Visionaries often reside in two worlds – the external world, the other being a rich internal world of ideas, pictures, and thought.  The reason why visionaries are so driven to carry out their dreams is because their dreams are so real and vivid (in their mind’s eye) to the visionary.  Thus, clarity of imagination leads to a compelling desire to carry out the vision.

Strong Conviction

Once a visionary has a worthwhile vision, the visionary must have strong conviction if the vision stands a chance at being brought into reality.  Certain visions are extraordinarily difficult to carry out and thus require an extraordinary strong belief in the vision and the visionary’s ability to carry it out.

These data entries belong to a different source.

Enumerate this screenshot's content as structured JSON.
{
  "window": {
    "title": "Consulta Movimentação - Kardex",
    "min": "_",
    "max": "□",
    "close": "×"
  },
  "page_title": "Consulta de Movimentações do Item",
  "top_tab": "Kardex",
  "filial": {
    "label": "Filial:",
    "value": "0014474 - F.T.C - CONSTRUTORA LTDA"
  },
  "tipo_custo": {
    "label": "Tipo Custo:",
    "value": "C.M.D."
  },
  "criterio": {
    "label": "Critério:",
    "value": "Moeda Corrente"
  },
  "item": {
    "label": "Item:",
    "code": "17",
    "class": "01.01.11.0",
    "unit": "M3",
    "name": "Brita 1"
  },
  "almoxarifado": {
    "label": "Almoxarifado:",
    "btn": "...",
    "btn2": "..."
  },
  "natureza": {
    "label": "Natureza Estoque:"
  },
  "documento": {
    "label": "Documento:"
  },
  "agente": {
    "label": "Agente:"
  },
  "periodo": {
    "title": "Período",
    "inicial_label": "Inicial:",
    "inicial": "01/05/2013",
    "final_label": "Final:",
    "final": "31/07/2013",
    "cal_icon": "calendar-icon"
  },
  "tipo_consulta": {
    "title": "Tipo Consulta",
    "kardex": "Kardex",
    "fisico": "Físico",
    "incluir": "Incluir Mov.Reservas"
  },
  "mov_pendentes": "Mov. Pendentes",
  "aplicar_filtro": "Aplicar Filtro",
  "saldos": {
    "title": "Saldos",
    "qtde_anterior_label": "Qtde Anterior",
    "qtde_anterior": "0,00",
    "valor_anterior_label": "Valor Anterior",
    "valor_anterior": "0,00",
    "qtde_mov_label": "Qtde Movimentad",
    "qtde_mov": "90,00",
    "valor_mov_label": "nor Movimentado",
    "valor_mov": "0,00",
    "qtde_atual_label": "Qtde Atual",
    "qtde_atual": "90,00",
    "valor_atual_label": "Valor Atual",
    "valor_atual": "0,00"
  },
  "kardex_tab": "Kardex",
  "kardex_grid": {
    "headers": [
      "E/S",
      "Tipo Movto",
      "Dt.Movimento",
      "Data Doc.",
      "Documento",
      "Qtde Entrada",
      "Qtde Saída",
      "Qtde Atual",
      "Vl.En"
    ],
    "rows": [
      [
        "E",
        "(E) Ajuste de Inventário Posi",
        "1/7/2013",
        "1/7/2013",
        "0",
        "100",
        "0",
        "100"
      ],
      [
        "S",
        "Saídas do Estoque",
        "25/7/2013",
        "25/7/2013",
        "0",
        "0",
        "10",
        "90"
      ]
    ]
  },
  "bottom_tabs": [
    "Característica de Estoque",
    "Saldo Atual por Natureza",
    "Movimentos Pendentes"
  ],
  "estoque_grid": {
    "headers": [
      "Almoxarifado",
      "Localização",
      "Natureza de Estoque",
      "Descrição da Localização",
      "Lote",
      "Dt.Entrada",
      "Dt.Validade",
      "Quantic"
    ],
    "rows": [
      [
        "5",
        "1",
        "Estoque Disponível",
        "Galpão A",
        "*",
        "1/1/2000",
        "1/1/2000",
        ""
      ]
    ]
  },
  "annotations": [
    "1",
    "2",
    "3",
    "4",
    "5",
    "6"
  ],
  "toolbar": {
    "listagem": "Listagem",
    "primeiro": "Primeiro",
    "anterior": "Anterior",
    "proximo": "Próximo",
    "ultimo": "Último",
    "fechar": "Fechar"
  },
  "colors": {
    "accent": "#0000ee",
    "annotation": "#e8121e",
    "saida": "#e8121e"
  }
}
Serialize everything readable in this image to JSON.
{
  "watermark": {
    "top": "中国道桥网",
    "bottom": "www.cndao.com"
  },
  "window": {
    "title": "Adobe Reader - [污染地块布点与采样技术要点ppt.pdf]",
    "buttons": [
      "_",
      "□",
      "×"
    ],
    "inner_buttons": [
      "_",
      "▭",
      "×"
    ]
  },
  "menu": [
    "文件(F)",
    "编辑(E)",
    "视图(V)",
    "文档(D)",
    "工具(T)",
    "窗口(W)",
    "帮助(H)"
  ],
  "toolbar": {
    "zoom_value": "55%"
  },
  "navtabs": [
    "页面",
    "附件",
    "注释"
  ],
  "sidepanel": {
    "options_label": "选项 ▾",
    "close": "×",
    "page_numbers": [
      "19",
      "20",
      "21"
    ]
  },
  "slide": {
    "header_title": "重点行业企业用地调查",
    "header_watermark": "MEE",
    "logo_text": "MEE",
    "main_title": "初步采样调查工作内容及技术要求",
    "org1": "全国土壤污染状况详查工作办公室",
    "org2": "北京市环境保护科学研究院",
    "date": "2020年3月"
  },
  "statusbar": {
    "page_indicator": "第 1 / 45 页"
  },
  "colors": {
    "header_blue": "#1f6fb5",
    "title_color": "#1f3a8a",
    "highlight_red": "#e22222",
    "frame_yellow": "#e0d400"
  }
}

Several specific traits support the development of conviction in a vision.  One such trait is the willingness to take (calculated) risks.  In order to form conviction, a visionary must be willing to lay it all on the line for a worthy cause.  Similarly, a certain amount of discontent with the status quo is necessary for one to be willing to lay things on the line.  In addition, an unconventional nature is somewhat helpful in that it tends to make one immune to negative social pressures that are experienced as naysayers constantly doubt the vision and the visionary.

Finally, visionaries often possess (but don’t usually discuss) a sense of personal destiny.  If you asked them (and they were honest), they’d admit that they always believed that they were destined to accomplish great things, even though they might not have known the details of how it was going to happen.  In some sense, this is necessary because the visionary needs to have a strong belief that they have the ability to carry out.

Persistence

One specific challenge unique to visionaries is best expressed by the warning label on a driver’s mirror, “objects in mirror are [further] than they appear.”  Because of the vividness of their visions, visionaries often underestimate the difficulty in bringing the vision into reality or the “distance” between the present and envisioned outcome (as the vision seems so close and obtainable to them).  The other challenge faced by visionaries is that they tend to have dreams that are larger and more difficult than average persons, and thus an extraordinary degree of persistence is required.

As a result, a high degree of persistence is absolutely critical to be a successful visionary.  Unabashed persistence allows the visionary to push through all difficulties, including the opposition of others, bad fortune, insufficient resources, or dead-ends.  In the end, the difference between a successful and unsuccessful visionary (who does not accomplish their worthy vision) often comes down to drive and persistence.

Comments on: "Common Characteristics of Visionaries" (2)

  1. Great article. Thanks for writing. I would like to add that I believe visionaries get pictures and or dreams, that are so vivid to the minds eye, and feel as if they come from some place else, some place higher. The clarity is so real, that if it serves a higher good, and is truth, it is impossible to ignore them, which keeps one motivated to move through the obstacles and barriers that stand in the way.
    Visionaries don’t see the barriers, the picture is truth.